Jose Mourinho has stoked tensions ahead of Sunday's derby at Old Trafford by accusing Manchester City players of diving.
Speaking on Friday, opposite number Pep Guardiola commented upon a "correct" and "friendly" relationship between the two managers since their arrival in Manchester last year – somewhat at odds with the tempestuous feuding that marked their respective spells at Barcelona and Real Madrid.
Earlier this week, Mourinho suggested Guardiola lied about playmaker David Silva being a doubt for this weekend's clash. Silva has since been declared fit to face United, where City will aim to extend an eight-point advantage over their neighbours at the summit by chalking up a 14th consecutive Premier League victory.
Now the Portuguese has seemingly made another attempted to reopen old wounds with a far more provocative pre-match comment, stating that City's attacking players "lose balance very easily".
"They defend well, they react well to the moment they lose the ball. They have a good dynamic in attack," he said.

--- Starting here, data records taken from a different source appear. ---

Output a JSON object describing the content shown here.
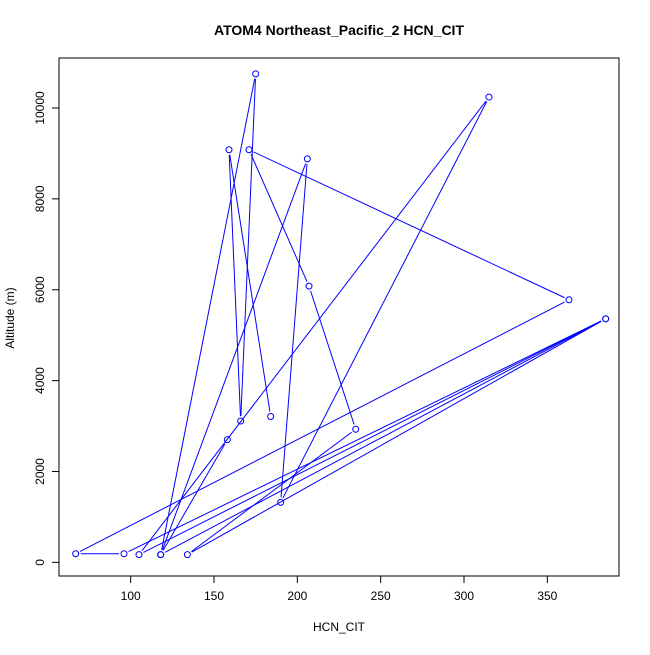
{
  "chart_data": {
    "type": "line",
    "title": "ATOM4 Northeast_Pacific_2 HCN_CIT",
    "xlabel": "HCN_CIT",
    "ylabel": "Altitude (m)",
    "xlim": [
      57,
      393
    ],
    "ylim": [
      -300,
      11100
    ],
    "x_ticks": [
      100,
      150,
      200,
      250,
      300,
      350
    ],
    "y_ticks": [
      0,
      2000,
      4000,
      6000,
      8000,
      10000
    ],
    "grid": false,
    "legend": "none",
    "markers": "open circles",
    "series": [
      {
        "color": "#0000ff",
        "points": [
          {
            "x": 184,
            "y": 3210
          },
          {
            "x": 159,
            "y": 9080
          },
          {
            "x": 166,
            "y": 3110
          },
          {
            "x": 175,
            "y": 10750
          },
          {
            "x": 118,
            "y": 170
          },
          {
            "x": 206,
            "y": 8880
          },
          {
            "x": 190,
            "y": 1320
          },
          {
            "x": 315,
            "y": 10240
          },
          {
            "x": 105,
            "y": 170
          },
          {
            "x": 385,
            "y": 5360
          },
          {
            "x": 134,
            "y": 170
          },
          {
            "x": 235,
            "y": 2930
          },
          {
            "x": 207,
            "y": 6080
          },
          {
            "x": 171,
            "y": 9080
          },
          {
            "x": 363,
            "y": 5780
          },
          {
            "x": 67,
            "y": 190
          },
          {
            "x": 96,
            "y": 190
          },
          {
            "x": 385,
            "y": 5360
          },
          {
            "x": 118,
            "y": 170
          },
          {
            "x": 158,
            "y": 2700
          }
        ]
      }
    ]
  }
}
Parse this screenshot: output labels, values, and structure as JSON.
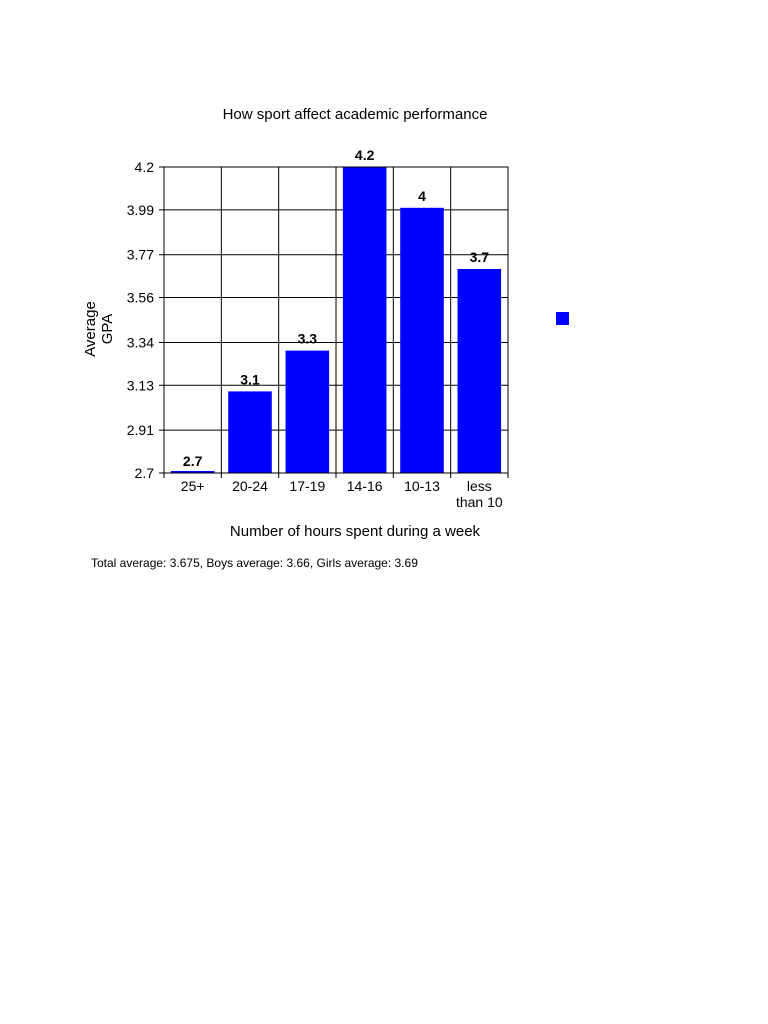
{
  "chart_data": {
    "type": "bar",
    "title": "How sport affect academic performance",
    "xlabel": "Number of hours spent during a week",
    "ylabel": [
      "Average",
      "GPA"
    ],
    "categories": [
      [
        "25+"
      ],
      [
        "20-24"
      ],
      [
        "17-19"
      ],
      [
        "14-16"
      ],
      [
        "10-13"
      ],
      [
        "less",
        "than 10"
      ]
    ],
    "values": [
      2.7,
      3.1,
      3.3,
      4.2,
      4.0,
      3.7
    ],
    "data_labels": [
      "2.7",
      "3.1",
      "3.3",
      "4.2",
      "4",
      "3.7"
    ],
    "ylim": [
      2.7,
      4.2
    ],
    "yticks": [
      2.7,
      2.91,
      3.13,
      3.34,
      3.56,
      3.77,
      3.99,
      4.2
    ],
    "ytick_labels": [
      "2.7",
      "2.91",
      "3.13",
      "3.34",
      "3.56",
      "3.77",
      "3.99",
      "4.2"
    ],
    "grid": true,
    "bar_color": "#0000ff",
    "legend": {
      "placement": "right",
      "marker_color": "#0000ff"
    }
  },
  "footnote": "Total average: 3.675, Boys average: 3.66, Girls average: 3.69"
}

"They have creative movements, amazing players, a fantastic coach.
"They have lots of good things. If you ask me one thing that I don't like a lot, it's that they lose balance very easily. A little bit of wind and they fall."
City have won four penalties this season, more than any other side in the Premier League.
Last month, Arsenal manager Arsene Wenger caused controversy by saying Raheem Sterling "dives well" after the England winger went down under a challenge from Nacho Monreal in the area. Sergio Aguero converted – City's second goal in a 3-1 win.
"I know that a derby is something special for the people," says the boss. "For us, it's about three points but I think that for the people it's a good, positive rivalry." December 8, 2017
Mourinho also suggested Guardiola was the beneficiary of favourable treatment from the football authorities with regards the yellow ribbon he has sported on match days and at news conferences over recent weeks to show solidarity with imprisoned politicians in his native Catalonia.
"I think that our political ideology and our political beliefs is something that we have the right to have," said Mourinho.
"We're normal citizens like everybody else in our countries and everybody else in our world.
"I've known Pep for many years, I think I know what Pep feels about his country. But to have it in football? I don't know the rules.
"If the rules allow us to do that, he is a free citizen to do it. But I'm not sure if the rules allow any political message on the pitch. That's just my doubt.
"But I know Pep and I know his feelings like everyone else because it's public about his country.”
Asked whether he would act similarly in support of a cause close to his heart, Mourinho replied: "I think I wouldn't be allowed."